Around 10:45pm I started getting sick. VERY sick. I honestly thought I had food poisoning. I was vomiting on and off for about 2 hours. I showered at one point. Finally, I decided I should probably go to the ER. I woke up my hubby and told him I wasn’t feeling good and I thought I had food poisoning. We discussed our options for us getting to the hospital. (I feel it pertinent to mention at this point that he hadn’t been driving for about 7 months due to a health issue taking much of his vision.)
I opted to drive since I thought it was just food poisoning.. We did get to the ER safely, thankfully. John did have his hand on the e-brake the whole time, just in case.
After a short wait I was taken back and the intake nurse took my vitals and asked the standard questions. We then go back to the room. It was your standard visit in the beginning. Small talk, what you’re there for, and if you’re me – joking. The doctor came in and introduced himself and we went over what was happening and why I was there.
Apparently, I did a great job telling the doc about the pressure in my head. The doctor ordered an x-ray and CT scan. We were joking around with the nurse as she was the nurse on duty when my husband was there in March.

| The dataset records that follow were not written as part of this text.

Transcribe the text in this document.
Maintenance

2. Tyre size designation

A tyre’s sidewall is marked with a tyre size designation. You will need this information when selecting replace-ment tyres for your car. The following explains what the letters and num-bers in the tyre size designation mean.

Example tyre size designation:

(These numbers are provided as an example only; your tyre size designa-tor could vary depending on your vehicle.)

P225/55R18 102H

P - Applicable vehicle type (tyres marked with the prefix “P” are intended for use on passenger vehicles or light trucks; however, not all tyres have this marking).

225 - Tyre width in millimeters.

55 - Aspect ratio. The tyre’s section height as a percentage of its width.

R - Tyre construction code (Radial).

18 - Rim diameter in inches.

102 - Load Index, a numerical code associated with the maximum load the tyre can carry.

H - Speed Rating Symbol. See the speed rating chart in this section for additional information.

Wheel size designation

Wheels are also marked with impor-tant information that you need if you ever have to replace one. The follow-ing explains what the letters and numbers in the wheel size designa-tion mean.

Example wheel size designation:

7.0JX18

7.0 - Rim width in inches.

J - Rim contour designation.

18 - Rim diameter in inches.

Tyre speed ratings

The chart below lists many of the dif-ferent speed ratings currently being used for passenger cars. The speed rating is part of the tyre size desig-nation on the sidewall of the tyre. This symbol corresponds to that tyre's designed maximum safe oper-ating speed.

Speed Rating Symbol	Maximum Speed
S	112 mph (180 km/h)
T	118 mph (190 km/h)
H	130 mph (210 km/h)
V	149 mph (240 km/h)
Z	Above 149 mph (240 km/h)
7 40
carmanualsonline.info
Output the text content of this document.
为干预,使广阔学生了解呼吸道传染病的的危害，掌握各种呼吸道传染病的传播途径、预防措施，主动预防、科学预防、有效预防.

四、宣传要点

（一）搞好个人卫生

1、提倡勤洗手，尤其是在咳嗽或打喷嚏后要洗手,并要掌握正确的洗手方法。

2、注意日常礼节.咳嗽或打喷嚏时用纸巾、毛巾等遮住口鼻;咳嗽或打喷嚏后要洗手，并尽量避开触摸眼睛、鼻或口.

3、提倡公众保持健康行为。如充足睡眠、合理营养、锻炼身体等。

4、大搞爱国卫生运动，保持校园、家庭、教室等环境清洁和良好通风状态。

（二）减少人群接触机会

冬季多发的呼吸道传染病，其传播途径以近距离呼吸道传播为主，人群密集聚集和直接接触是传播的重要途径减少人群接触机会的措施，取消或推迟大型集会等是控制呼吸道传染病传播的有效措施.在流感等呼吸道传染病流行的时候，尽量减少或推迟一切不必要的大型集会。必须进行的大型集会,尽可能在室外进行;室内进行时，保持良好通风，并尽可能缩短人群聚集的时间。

The doctor came into the room to tell us what was going on. An aneurysm ruptured and I had a subarachnoid hemorrhage. They were contacting Hershey Medical Center and were going to life flight me. This is where my memory starts to get really fuzzy. I had been going in and out of consciousness since I got back to the room from my scan. I do remember John telling me “Okay Amanda, this isn’t funny anymore.”

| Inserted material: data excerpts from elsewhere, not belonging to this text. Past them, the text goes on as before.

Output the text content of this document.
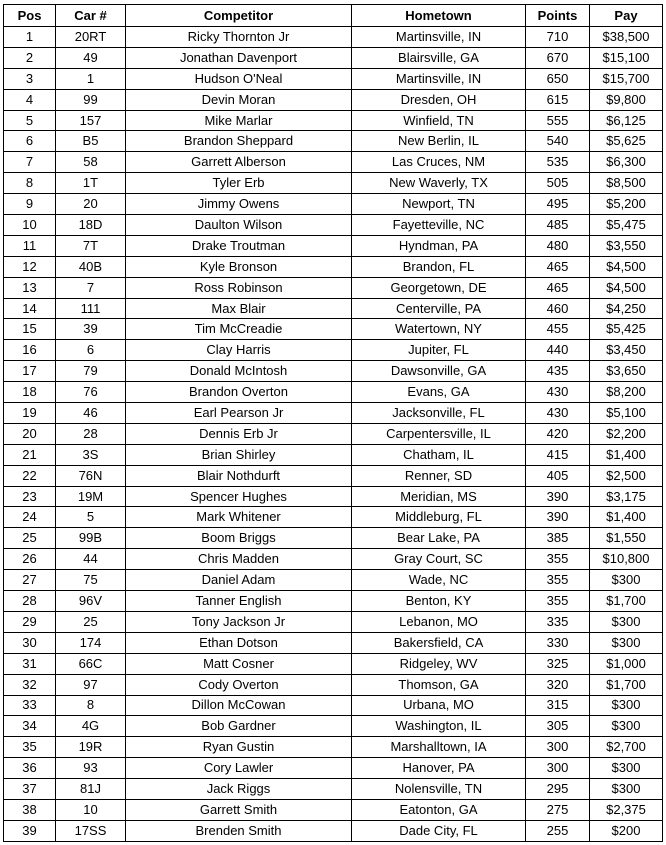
Pos	Car #	Competitor	Hometown	Points	Pay
1	20RT	Ricky Thornton Jr	Martinsville, IN	710	$38,500
2	49	Jonathan Davenport	Blairsville, GA	670	$15,100
3	1	Hudson O'Neal	Martinsville, IN	650	$15,700
4	99	Devin Moran	Dresden, OH	615	$9,800
5	157	Mike Marlar	Winfield, TN	555	$6,125
6	B5	Brandon Sheppard	New Berlin, IL	540	$5,625
7	58	Garrett Alberson	Las Cruces, NM	535	$6,300
8	1T	Tyler Erb	New Waverly, TX	505	$8,500
9	20	Jimmy Owens	Newport, TN	495	$5,200
10	18D	Daulton Wilson	Fayetteville, NC	485	$5,475
11	7T	Drake Troutman	Hyndman, PA	480	$3,550
12	40B	Kyle Bronson	Brandon, FL	465	$4,500
13	7	Ross Robinson	Georgetown, DE	465	$4,500
14	111	Max Blair	Centerville, PA	460	$4,250
15	39	Tim McCreadie	Watertown, NY	455	$5,425
16	6	Clay Harris	Jupiter, FL	440	$3,450
17	79	Donald McIntosh	Dawsonville, GA	435	$3,650
18	76	Brandon Overton	Evans, GA	430	$8,200
19	46	Earl Pearson Jr	Jacksonville, FL	430	$5,100
20	28	Dennis Erb Jr	Carpentersville, IL	420	$2,200
21	3S	Brian Shirley	Chatham, IL	415	$1,400
22	76N	Blair Nothdurft	Renner, SD	405	$2,500
23	19M	Spencer Hughes	Meridian, MS	390	$3,175
24	5	Mark Whitener	Middleburg, FL	390	$1,400
25	99B	Boom Briggs	Bear Lake, PA	385	$1,550
26	44	Chris Madden	Gray Court, SC	355	$10,800
27	75	Daniel Adam	Wade, NC	355	$300
28	96V	Tanner English	Benton, KY	355	$1,700
29	25	Tony Jackson Jr	Lebanon, MO	335	$300
30	174	Ethan Dotson	Bakersfield, CA	330	$300
31	66C	Matt Cosner	Ridgeley, WV	325	$1,000
32	97	Cody Overton	Thomson, GA	320	$1,700
33	8	Dillon McCowan	Urbana, MO	315	$300
34	4G	Bob Gardner	Washington, IL	305	$300
35	19R	Ryan Gustin	Marshalltown, IA	300	$2,700
36	93	Cory Lawler	Hanover, PA	300	$300
37	81J	Jack Riggs	Nolensville, TN	295	$300
38	10	Garrett Smith	Eatonton, GA	275	$2,375
39	17SS	Brenden Smith	Dade City, FL	255	$200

We got to Hershey and I was in surgery later that afternoon having the ruptured aneurysm coiled. The immediate aftermath of the explosion looked different and felt different. But it was relatively uneventful. I slept for the better part of three days. I woke up here and there. I was blessed with all sorts of visitors while I was in the neuro ICU.

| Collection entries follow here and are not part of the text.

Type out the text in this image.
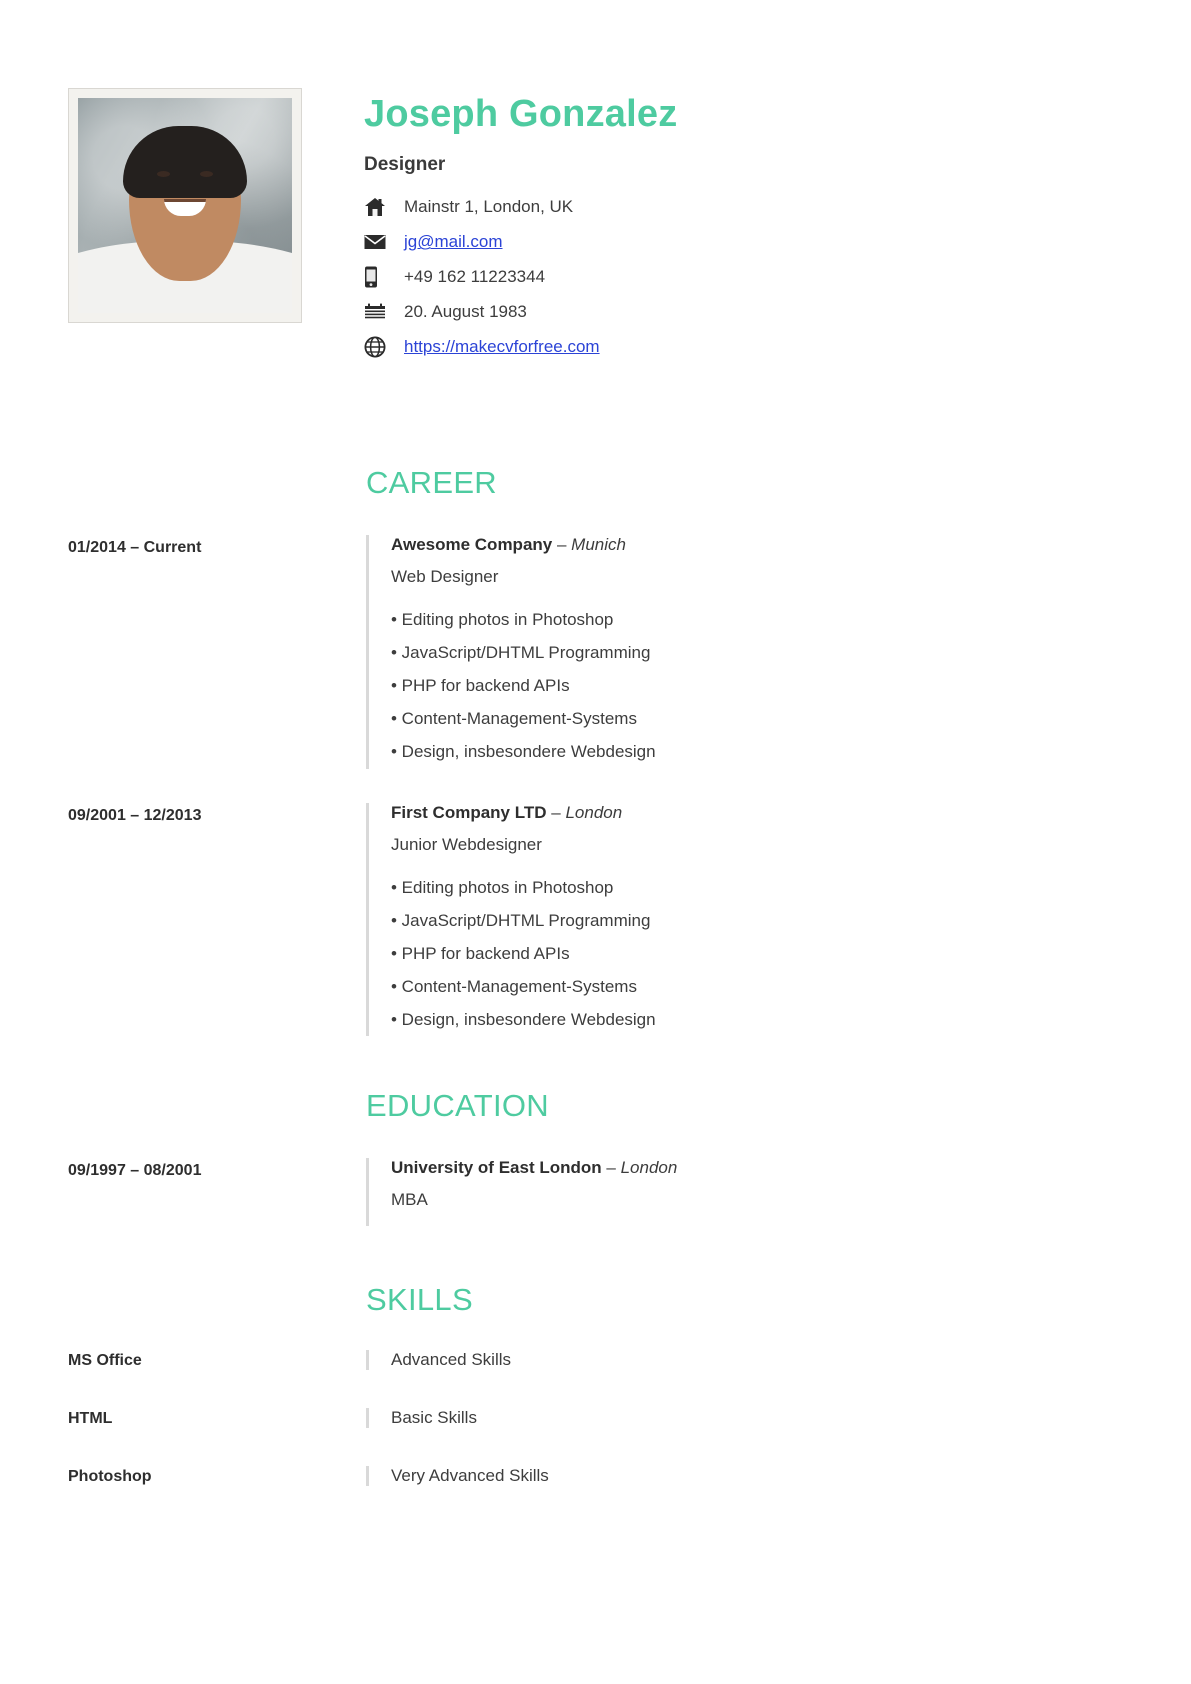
Joseph Gonzalez
Designer
Mainstr 1, London, UK
jg@mail.com
+49 162 11223344
20. August 1983
https://makecvforfree.com
CAREER
01/2014 – Current	Awesome Company – Munich
Web Designer
• Editing photos in Photoshop
• JavaScript/DHTML Programming
• PHP for backend APIs
• Content-Management-Systems
• Design, insbesondere Webdesign
09/2001 – 12/2013	First Company LTD – London
Junior Webdesigner
• Editing photos in Photoshop
• JavaScript/DHTML Programming
• PHP for backend APIs
• Content-Management-Systems
• Design, insbesondere Webdesign
EDUCATION
09/1997 – 08/2001	University of East London – London
MBA
SKILLS
MS Office	Advanced Skills
HTML	Basic Skills
Photoshop	Very Advanced Skills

An angiogram was done to check on the aneurysm the following Thursday, May 10. My neurosurgeon said it was “misbehaving” and I was scheduled for more coils and a stent later that day.
Penn State Hershey Medical Center was my home for almost two weeks before I was discharged. Two weeks is a very minimal stay for what I went through.
They say when an aneurysm ruptures it will be the worst headache of your life. This is the truth. There is also a pop that can be heard/felt. I remember feeling/hearing this but I was so consumed with how terrible I felt and how I couldn’t stop getting sick that the pop became a footnote in the story.
One of the things I have started doing is making blankets and giving them away to brain aneurysm and stroke survivors. I call it Blankets for Berries. It’s a small way I can offer comfort to someone who has gone through a life changing event. The blankets aren’t usually perfect but they are homemade and soft. 🙂
I have long term goals I am still working on fleshing out but my short term goal is to give away 12 blankets by Oct 1, 2021. I survived something that many people don’t and I want to support other survivors. I want others to know they are not alone. It’s a big part of why I am so open about my story and share it at every opportunity.